One of the most useful properties of the determinant is that it is multiplicative: det(AB) = det(A) × det(B). This tells us that if we compose two transformations, the combined area scale factor is the product of the individual scale factors. It also means that if either A or B is singular (determinant zero), then AB is also singular.

A direct consequence is the formula for the determinant of A−1: since AA−1 = I and det(I) = 1, we get det(A) × det(A−1) = 1, so det(A−1) = 1/det(A). The inverse “undoes” the scaling.

The Inverse of a Product

For invertible matrices A and B, the inverse of the product satisfies (AB)−1 = B−1A−1. The order reverses! This is the same reversal we saw for transposes: (AB)T = BTAT. The intuition is the same — to undo “first do A then do B,” you must “first undo B then undo A.”

This rule matters in exam questions where you are given det(A) and det(B) separately and asked for det(AB) or det(A−1B). Always use the multiplicative property rather than computing the full product matrix.

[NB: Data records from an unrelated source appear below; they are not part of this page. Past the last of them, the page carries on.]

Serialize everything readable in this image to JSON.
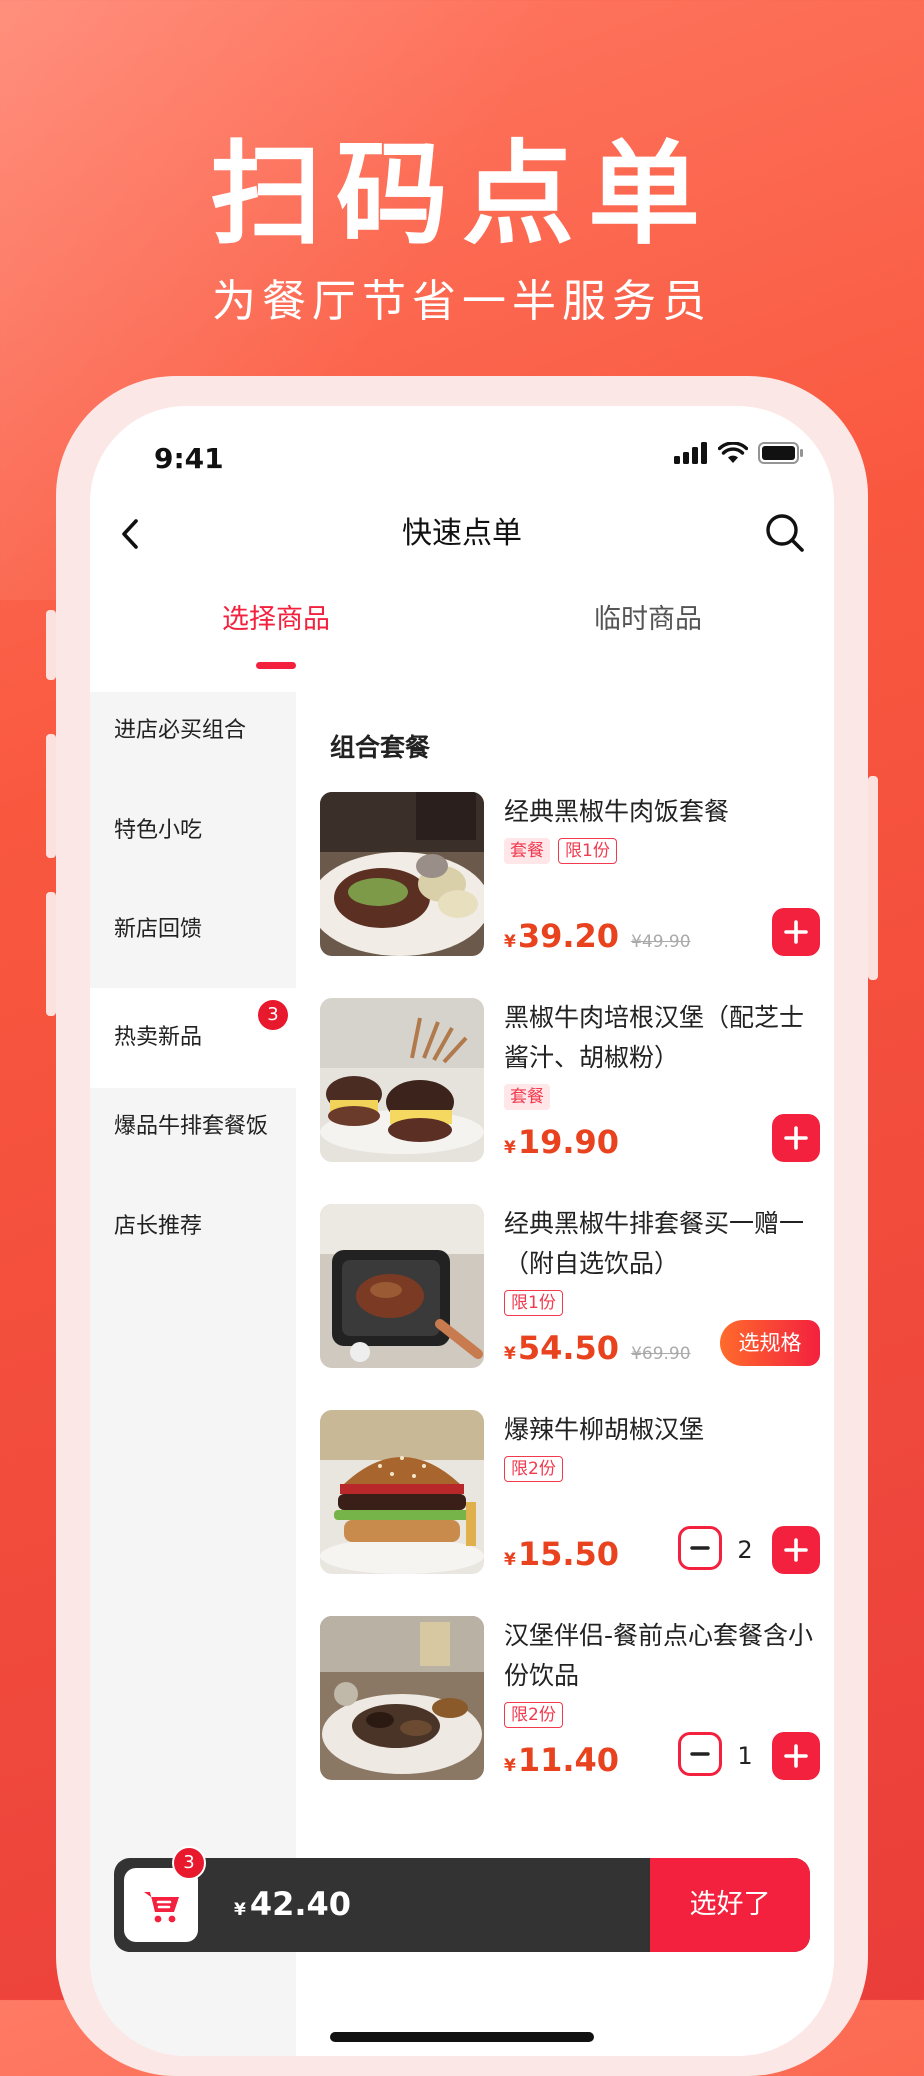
{
  "hero": {
    "title": "扫码点单",
    "subtitle": "为餐厅节省一半服务员"
  },
  "status_bar": {
    "time": "9:41",
    "icons": [
      "signal-icon",
      "wifi-icon",
      "battery-icon"
    ]
  },
  "nav": {
    "title": "快速点单",
    "back_icon": "chevron-left-icon",
    "search_icon": "search-icon"
  },
  "tabs": [
    {
      "label": "选择商品",
      "active": true
    },
    {
      "label": "临时商品",
      "active": false
    }
  ],
  "sidebar": {
    "items": [
      {
        "label": "进店必买组合",
        "active": false
      },
      {
        "label": "特色小吃",
        "active": false
      },
      {
        "label": "新店回馈",
        "active": false
      },
      {
        "label": "热卖新品",
        "active": true,
        "badge": "3"
      },
      {
        "label": "爆品牛排套餐饭",
        "active": false
      },
      {
        "label": "店长推荐",
        "active": false
      }
    ]
  },
  "section_title": "组合套餐",
  "currency": "¥",
  "products": [
    {
      "name": "经典黑椒牛肉饭套餐",
      "tags": [
        {
          "text": "套餐",
          "style": "fill"
        },
        {
          "text": "限1份",
          "style": "outline"
        }
      ],
      "price": "39.20",
      "original_price": "¥49.90",
      "action": "add",
      "image": "steak-plate-photo"
    },
    {
      "name": "黑椒牛肉培根汉堡（配芝士酱汁、胡椒粉）",
      "tags": [
        {
          "text": "套餐",
          "style": "fill"
        }
      ],
      "price": "19.90",
      "action": "add",
      "image": "mini-burgers-photo"
    },
    {
      "name": "经典黑椒牛排套餐买一赠一（附自选饮品）",
      "tags": [
        {
          "text": "限1份",
          "style": "outline"
        }
      ],
      "price": "54.50",
      "original_price": "¥69.90",
      "action": "spec",
      "spec_label": "选规格",
      "image": "steak-pan-photo"
    },
    {
      "name": "爆辣牛柳胡椒汉堡",
      "tags": [
        {
          "text": "限2份",
          "style": "outline"
        }
      ],
      "price": "15.50",
      "action": "stepper",
      "quantity": "2",
      "image": "burger-photo"
    },
    {
      "name": "汉堡伴侣-餐前点心套餐含小份饮品",
      "tags": [
        {
          "text": "限2份",
          "style": "outline"
        }
      ],
      "price": "11.40",
      "action": "stepper",
      "quantity": "1",
      "image": "appetizer-plate-photo"
    }
  ],
  "cart": {
    "badge": "3",
    "currency": "¥",
    "total": "42.40",
    "checkout_label": "选好了",
    "icon": "cart-icon"
  },
  "colors": {
    "accent": "#f3213e",
    "price": "#e8421e",
    "background_top": "#ff7a64",
    "background_bottom": "#ea3d3a",
    "cart_bar": "#333333"
  }
}
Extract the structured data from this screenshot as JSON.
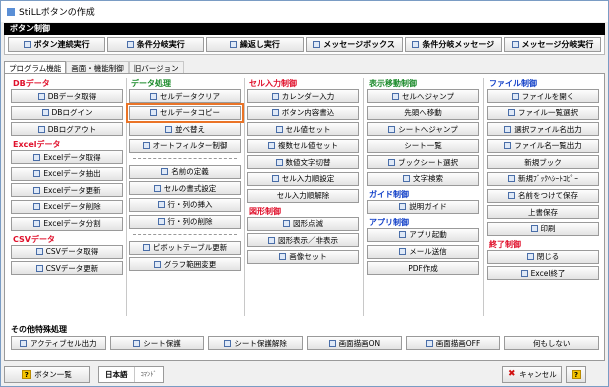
{
  "window": {
    "title": "StiLLボタンの作成"
  },
  "button_control": {
    "header": "ボタン制御",
    "buttons": [
      "ボタン連続実行",
      "条件分岐実行",
      "繰返し実行",
      "メッセージボックス",
      "条件分岐メッセージ",
      "メッセージ分岐実行"
    ]
  },
  "tabs": [
    "プログラム機能",
    "画面・機能制御",
    "旧バージョン"
  ],
  "columns": [
    {
      "sections": [
        {
          "title": "DBデータ",
          "color": "red",
          "buttons": [
            "DBデータ取得",
            "DBログイン",
            "DBログアウト"
          ]
        },
        {
          "title": "Excelデータ",
          "color": "red",
          "buttons": [
            "Excelデータ取得",
            "Excelデータ抽出",
            "Excelデータ更新",
            "Excelデータ削除",
            "Excelデータ分割"
          ]
        },
        {
          "title": "CSVデータ",
          "color": "red",
          "buttons": [
            "CSVデータ取得",
            "CSVデータ更新"
          ]
        }
      ]
    },
    {
      "sections": [
        {
          "title": "データ処理",
          "color": "green",
          "buttons": [
            "セルデータクリア",
            "セルデータコピー",
            "並べ替え",
            "オートフィルター制御"
          ]
        },
        {
          "title": "",
          "color": "green",
          "buttons": [
            "名前の定義",
            "セルの書式設定",
            "行・列の挿入",
            "行・列の削除"
          ]
        },
        {
          "title": "",
          "color": "green",
          "buttons": [
            "ピボットテーブル更新",
            "グラフ範囲変更"
          ]
        }
      ]
    },
    {
      "sections": [
        {
          "title": "セル入力制御",
          "color": "red",
          "buttons": [
            "カレンダー入力",
            "ボタン内容書込",
            "セル値セット",
            "複数セル値セット",
            "数値文字切替",
            "セル入力順設定",
            "セル入力順解除"
          ]
        },
        {
          "title": "図形制御",
          "color": "red",
          "buttons": [
            "図形点滅",
            "図形表示／非表示",
            "画像セット"
          ]
        }
      ]
    },
    {
      "sections": [
        {
          "title": "表示移動制御",
          "color": "green",
          "buttons": [
            "セルへジャンプ",
            "先頭へ移動",
            "シートへジャンプ",
            "シート一覧",
            "ブックシート選択",
            "文字検索"
          ]
        },
        {
          "title": "ガイド制御",
          "color": "blue",
          "buttons": [
            "説明ガイド"
          ]
        },
        {
          "title": "アプリ制御",
          "color": "blue",
          "buttons": [
            "アプリ起動",
            "メール送信",
            "PDF作成"
          ]
        }
      ]
    },
    {
      "sections": [
        {
          "title": "ファイル制御",
          "color": "blue",
          "buttons": [
            "ファイルを開く",
            "ファイル一覧選択",
            "選択ファイル名出力",
            "ファイル名一覧出力",
            "新規ブック",
            "新規ﾌﾞｯｸﾍｼｰﾄｺﾋﾟｰ",
            "名前をつけて保存",
            "上書保存",
            "印刷"
          ]
        },
        {
          "title": "終了制御",
          "color": "red",
          "buttons": [
            "閉じる",
            "Excel終了"
          ]
        }
      ]
    }
  ],
  "other": {
    "title": "その他特殊処理",
    "buttons": [
      "アクティブセル出力",
      "シート保護",
      "シート保護解除",
      "画面描画ON",
      "画面描画OFF",
      "何もしない"
    ]
  },
  "footer": {
    "button_list_label": "ボタン一覧",
    "lang_active": "日本語",
    "lang_inactive": "ｺﾏﾝﾄﾞ",
    "cancel_label": "キャンセル",
    "help_glyph": "?"
  },
  "highlighted_button": "セルデータコピー",
  "colors": {
    "red": "#e0102b",
    "green": "#1a8a2a",
    "blue": "#1240c8",
    "highlight": "#ea7427"
  }
}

Solving AX = B Using the Inverse

The matrix equation AX = B represents a system of linear equations. If A is invertible, the unique solution is X = A−1B. Be careful: because matrix multiplication is not commutative, you must multiply on the left by A−1 to get X = A−1B, not XA−1 = BA−1. The order of multiplication must be preserved. If A is singular (det = 0), the system either has no solution or infinitely many solutions — the inverse method breaks down entirely.

Mastery Practice

  1. Fluency

    Q1 — Computing Determinants

    Find det(A) for each matrix: (a) A = [[5, 2], [3, 4]]    (b) A = [[−1, 3], [2, −6]]    (c) A = [[7, 0], [4, −2]]

  2. Fluency

    Q2 — Finding an Inverse

    Find A−1 for A = [[3, 1], [5, 2]]. Verify by computing AA−1.

  3. Fluency

    Q3 — Identifying Singular Matrices

    Determine which matrices are singular: (a) [[4, 2], [6, 3]]    (b) [[1, 0], [0, 5]]    (c) [[3, −6], [−1, 2]]

  4. Fluency

    Q4 — Determinant of a Product

    Given det(A) = 4 and det(B) = −3, find: (a) det(AB)    (b) det(A−1)    (c) det(A²)

  5. Understanding

    Q5 — Finding k for a Singular Matrix

    Find the value(s) of k for which the matrix [[k, 2], [3, k]] is singular.

  6. Understanding

    Q6 — Using A−1 to Solve a System

    Use the inverse matrix to solve the system: 2x + 3y = 8, x + 2y = 5.

  7. Understanding

    Q7 — Inverse of a Product

    Given A = [[2, 1], [1, 1]] and B = [[3, 0], [1, 2]], find (AB)−1 using two methods: (i) compute AB then invert; (ii) use (AB)−1 = B−1A−1.

  8. Understanding

    Q8 — Finding a Matrix from its Inverse

    The inverse of matrix M is M−1 = [[3, −1], [−5, 2]]. Find M.

  9. Problem Solving

    Q9 — Determining Solution Type Using the Determinant

    For each system, use det(A) to determine whether the system has a unique solution, no solution, or infinitely many solutions. Do not solve. (a) 3x − y = 2, 6x − 2y = 4    (b) 2x + y = 5, x − y = 1    (c) 4x + 6y = 3, 6x + 9y = 7

  10. Problem Solving

    Q10 — Proof: If det(A) ≠ 0, then AX = 0 has only the trivial solution

    Prove that if A is an invertible 2×2 matrix, then AX = 0 implies X = 0 (the zero vector).